Les Forces nouvelles veulent sortir Gbagbo du jeu électoral

Laurent Gbagbo (en haut) et Guillaume Soro.(Photos: AFP)
Laurent Gbagbo (en haut) et Guillaume Soro.
(Photos: AFP)

Les Forces nouvelles (FN) rejettent le processus électoral validé par le médiateur sud-africain, Thabo Mbéki, qu’elles accusent de parti pris en faveur du président Gbagbo. Fidèle à son programme originel, l’ancienne rébellion se réorganise militairement, table sur la dissidence de l’ancien chef d’état-major de l’armée gouvernementale, Mathias Doué, et refuse de «cautionner» le scrutin présidentiel prévu le 30 octobre, à l’échéance du mandat de Laurent Gbagbo. Pour écarter ce dernier, en plaidant le vide constitutionnel, les Forces nouvelles exigent d’ores et déjà la programmation d’une «transition politique» chargée de préparer de futures élections, sans Gbagbo.


Sous la houlette de leur secrétaire général, Guillaume Soro, les Forces nouvelles ont mis les formes d’un séminaire dans un rassemblement politico-militaire organisé à Bouaké du 20 au 25 août. Présentée comme une entreprise de «recadrage du processus de paix», cette réunion s’est soldée par une dénonciation plus ou moins détaillée des accords conclus à Pretoria, sous l’égide du médiateur Thabo Mbéki, épinglé au passage par «tous les séminaristes [des Forces nouvelles] qui lui reprochent des velléités d’expansionnisme économique, sa partialité dans les jugements rendus et des informations de ventes d’armes au régime de Laurent Gbagbo». Thabo Mbéki appréciera. Mais visiblement, Guillaume Soro n’est pas satisfait des entretiens qu’ils ont eu le 19 août dernier. A défaut de pouvoir changer les règles du jeu, il a finalement décidé de jeter la médiation avec l’eau du bain électoral, pour sauter l’échéance du 30 octobre et se débarrasser de Laurent Gbagbo.

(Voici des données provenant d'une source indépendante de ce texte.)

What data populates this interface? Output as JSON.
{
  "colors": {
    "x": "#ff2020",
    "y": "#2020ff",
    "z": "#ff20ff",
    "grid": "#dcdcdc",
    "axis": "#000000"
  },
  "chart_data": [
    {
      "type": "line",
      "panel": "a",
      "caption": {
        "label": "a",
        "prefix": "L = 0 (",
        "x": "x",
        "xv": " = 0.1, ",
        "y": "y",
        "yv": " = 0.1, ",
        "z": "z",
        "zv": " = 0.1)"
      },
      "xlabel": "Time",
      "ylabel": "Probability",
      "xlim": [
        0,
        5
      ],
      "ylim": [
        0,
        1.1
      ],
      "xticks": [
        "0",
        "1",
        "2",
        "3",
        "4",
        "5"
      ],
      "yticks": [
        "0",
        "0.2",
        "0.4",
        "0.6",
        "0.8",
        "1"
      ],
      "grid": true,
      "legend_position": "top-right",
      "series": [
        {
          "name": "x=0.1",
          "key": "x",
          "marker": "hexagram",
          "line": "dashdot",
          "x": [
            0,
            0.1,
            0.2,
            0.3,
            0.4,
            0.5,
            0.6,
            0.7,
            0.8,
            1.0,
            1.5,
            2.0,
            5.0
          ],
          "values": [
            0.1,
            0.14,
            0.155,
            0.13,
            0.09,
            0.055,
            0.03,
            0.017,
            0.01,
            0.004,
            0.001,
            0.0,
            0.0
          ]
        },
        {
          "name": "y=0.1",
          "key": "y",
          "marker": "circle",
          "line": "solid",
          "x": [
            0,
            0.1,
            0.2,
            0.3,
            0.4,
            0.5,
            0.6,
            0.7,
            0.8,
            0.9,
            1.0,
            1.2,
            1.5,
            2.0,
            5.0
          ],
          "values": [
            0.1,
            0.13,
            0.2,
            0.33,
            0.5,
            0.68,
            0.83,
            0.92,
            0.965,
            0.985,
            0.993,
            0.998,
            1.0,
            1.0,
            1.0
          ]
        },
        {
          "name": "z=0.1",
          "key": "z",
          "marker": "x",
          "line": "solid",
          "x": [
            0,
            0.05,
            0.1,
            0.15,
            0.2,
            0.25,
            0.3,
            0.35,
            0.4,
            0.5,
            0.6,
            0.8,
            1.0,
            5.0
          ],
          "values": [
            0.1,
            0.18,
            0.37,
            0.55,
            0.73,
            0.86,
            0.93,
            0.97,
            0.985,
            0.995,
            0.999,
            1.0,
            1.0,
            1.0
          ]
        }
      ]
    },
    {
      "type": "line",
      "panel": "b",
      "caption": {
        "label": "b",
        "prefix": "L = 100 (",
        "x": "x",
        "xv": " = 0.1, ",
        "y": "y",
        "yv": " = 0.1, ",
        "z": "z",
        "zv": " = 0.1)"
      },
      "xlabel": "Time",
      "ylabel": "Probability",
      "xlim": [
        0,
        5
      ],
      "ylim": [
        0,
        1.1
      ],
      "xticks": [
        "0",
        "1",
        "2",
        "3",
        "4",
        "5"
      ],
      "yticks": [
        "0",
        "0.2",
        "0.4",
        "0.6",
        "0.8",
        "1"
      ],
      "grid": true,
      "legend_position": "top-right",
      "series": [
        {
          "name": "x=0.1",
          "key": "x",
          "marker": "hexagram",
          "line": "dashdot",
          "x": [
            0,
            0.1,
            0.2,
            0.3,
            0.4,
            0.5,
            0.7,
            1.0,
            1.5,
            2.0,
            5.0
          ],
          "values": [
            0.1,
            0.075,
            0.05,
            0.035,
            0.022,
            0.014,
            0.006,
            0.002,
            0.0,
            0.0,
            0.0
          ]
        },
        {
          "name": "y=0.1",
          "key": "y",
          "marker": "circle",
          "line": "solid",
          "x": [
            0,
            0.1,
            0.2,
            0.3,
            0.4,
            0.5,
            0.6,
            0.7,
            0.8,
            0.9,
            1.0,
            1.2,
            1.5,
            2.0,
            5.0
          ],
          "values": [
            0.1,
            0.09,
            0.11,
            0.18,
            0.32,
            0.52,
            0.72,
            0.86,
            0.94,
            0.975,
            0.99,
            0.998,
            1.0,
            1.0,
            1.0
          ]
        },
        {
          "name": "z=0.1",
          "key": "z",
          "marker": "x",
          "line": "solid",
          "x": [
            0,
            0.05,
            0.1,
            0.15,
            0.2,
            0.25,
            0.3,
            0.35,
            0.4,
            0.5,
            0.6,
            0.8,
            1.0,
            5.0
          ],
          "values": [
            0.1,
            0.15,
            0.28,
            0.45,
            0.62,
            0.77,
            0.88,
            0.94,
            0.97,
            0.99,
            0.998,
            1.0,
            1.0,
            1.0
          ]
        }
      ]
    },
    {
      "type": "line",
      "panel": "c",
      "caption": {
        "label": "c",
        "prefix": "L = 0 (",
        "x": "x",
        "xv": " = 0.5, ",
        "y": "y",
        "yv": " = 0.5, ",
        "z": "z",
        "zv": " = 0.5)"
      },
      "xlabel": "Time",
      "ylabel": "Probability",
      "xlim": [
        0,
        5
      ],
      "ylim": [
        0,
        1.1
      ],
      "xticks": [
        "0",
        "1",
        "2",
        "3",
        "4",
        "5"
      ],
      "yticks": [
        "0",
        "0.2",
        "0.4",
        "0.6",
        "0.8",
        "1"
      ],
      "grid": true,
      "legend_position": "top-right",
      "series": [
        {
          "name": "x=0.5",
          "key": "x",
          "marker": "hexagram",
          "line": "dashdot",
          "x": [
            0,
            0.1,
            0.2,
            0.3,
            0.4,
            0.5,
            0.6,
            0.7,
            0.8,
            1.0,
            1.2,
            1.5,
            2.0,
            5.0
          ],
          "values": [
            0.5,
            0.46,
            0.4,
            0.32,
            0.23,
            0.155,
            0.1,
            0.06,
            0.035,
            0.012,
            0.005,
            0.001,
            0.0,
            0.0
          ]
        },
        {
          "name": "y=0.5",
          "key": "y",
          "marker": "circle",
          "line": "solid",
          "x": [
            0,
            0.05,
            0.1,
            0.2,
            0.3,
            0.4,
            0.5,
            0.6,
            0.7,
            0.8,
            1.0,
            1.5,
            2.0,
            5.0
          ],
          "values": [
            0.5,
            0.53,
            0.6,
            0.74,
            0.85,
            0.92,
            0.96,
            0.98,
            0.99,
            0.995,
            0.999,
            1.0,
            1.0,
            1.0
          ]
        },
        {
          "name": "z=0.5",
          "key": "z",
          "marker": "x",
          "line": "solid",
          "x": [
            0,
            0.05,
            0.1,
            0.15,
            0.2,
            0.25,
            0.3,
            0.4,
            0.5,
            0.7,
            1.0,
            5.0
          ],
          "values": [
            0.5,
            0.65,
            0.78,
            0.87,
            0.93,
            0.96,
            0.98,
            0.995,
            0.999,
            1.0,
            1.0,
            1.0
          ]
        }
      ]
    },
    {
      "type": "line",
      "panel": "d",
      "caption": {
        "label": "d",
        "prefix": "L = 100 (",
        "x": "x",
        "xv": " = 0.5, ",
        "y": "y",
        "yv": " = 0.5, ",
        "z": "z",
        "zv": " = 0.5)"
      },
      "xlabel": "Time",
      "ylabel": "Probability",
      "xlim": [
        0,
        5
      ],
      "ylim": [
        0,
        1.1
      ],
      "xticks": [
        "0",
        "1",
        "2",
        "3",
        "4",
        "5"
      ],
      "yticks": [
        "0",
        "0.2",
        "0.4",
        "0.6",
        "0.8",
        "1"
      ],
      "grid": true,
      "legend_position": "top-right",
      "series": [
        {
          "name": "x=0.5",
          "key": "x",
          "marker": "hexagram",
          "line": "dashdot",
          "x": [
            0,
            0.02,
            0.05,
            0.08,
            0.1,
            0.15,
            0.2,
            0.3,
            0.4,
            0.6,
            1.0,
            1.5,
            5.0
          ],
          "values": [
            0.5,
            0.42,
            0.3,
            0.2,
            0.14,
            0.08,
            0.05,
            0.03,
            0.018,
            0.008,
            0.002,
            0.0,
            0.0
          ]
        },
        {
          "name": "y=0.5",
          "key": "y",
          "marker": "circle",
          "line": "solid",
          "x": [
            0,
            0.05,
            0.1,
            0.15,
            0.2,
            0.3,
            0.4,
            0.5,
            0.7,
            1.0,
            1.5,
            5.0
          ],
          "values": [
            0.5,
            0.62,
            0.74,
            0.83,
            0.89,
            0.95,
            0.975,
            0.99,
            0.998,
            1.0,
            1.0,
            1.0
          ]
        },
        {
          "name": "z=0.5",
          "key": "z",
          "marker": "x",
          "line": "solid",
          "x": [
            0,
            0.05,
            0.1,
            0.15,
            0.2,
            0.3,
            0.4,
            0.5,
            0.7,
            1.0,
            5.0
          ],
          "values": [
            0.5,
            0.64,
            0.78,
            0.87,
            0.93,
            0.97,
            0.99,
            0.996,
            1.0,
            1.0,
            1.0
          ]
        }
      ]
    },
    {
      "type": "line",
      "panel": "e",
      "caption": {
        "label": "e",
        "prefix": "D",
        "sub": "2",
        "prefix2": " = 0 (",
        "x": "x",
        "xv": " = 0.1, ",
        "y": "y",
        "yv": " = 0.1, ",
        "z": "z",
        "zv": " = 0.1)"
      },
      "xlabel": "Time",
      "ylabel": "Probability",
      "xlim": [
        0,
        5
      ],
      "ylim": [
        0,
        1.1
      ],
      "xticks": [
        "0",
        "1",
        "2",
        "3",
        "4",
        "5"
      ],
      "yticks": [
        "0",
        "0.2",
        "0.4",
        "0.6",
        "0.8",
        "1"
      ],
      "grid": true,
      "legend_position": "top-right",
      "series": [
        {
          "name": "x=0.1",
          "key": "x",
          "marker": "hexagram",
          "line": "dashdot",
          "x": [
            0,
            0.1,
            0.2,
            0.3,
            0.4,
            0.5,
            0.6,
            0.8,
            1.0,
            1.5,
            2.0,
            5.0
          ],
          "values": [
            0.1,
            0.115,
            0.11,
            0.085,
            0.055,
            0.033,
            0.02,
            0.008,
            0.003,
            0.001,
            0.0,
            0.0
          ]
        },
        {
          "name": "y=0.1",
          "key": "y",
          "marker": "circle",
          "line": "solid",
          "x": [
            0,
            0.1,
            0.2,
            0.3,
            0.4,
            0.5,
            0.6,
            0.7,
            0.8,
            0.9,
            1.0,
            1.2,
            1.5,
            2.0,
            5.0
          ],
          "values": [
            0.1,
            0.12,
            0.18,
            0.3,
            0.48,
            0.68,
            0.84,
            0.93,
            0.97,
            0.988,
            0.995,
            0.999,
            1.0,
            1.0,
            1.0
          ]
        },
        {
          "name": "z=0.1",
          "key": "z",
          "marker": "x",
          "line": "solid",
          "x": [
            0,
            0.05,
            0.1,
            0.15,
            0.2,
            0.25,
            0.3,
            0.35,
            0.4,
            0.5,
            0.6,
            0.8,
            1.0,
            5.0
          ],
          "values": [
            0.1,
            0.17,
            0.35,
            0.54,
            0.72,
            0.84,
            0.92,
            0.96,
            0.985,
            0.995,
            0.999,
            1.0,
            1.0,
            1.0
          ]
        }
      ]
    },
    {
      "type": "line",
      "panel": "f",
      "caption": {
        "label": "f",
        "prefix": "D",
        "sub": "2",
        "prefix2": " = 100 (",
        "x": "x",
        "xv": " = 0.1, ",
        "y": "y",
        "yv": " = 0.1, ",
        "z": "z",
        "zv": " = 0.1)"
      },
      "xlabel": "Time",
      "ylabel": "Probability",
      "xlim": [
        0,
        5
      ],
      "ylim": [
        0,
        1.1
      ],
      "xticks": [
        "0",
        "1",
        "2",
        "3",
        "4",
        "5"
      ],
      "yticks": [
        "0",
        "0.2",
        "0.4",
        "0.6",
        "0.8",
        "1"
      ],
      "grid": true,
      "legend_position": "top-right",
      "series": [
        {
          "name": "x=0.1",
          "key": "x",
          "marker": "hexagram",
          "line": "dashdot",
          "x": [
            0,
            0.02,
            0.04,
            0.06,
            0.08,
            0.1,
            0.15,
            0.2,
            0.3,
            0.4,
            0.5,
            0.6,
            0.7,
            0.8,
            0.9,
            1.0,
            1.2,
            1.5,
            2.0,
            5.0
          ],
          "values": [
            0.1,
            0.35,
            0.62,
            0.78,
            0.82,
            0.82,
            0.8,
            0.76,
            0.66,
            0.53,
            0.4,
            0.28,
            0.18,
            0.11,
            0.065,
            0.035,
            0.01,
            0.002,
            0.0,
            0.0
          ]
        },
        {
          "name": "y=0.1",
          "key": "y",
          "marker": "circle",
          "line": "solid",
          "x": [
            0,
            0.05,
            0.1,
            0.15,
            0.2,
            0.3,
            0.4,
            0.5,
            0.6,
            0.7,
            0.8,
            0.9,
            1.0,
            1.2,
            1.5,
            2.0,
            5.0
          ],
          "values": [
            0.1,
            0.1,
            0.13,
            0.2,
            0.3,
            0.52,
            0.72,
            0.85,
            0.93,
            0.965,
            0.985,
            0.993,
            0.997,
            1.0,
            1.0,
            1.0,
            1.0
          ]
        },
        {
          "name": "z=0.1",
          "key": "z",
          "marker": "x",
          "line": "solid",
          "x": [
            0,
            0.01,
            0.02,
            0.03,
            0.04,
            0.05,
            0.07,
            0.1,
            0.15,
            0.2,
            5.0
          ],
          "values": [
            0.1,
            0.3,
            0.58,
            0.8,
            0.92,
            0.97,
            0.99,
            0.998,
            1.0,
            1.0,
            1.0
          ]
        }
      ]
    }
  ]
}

Les FN rejettent le scrutin du 30 octobre

Dans leur «résolution finale», les FN estiment que «les conditions d'une élection libre, démocratique, transparente, sécurisée et incontestée ne sont plus réunies pour cette date» fatidique du 30 octobre. Force est de constater que ces conditions n’ont jamais été réunies, faute de bonne volonté pour désarmer, réunifier le territoire et se mettre en lice face aux urnes. Sur ce dernier point, les FN réitèrent d’ailleurs leurs préalables pour siéger dans la Commission électorale indépendante (CEI). Elles exigent principalement «l’exclusion de l’Institut national de la statistique (INS) du processus électoral», rappelant au passage qu’il faut encore identifier «les Ivoiriens sur toute l’étendue du territoire» avant de dresser les listes électorales et qu’il reste à instaurer «une politique sécuritaire générale» pour garantir le scrutin. Et cela dans l’ensemble du pays divisé depuis leur tentative de coup d’Etat de septembre 2002. Bref, les FN «admettent que les élections ne pourront pas se tenir à la date du 30 octobre», pour ne pas dire qu’elles n’en veulent pas. 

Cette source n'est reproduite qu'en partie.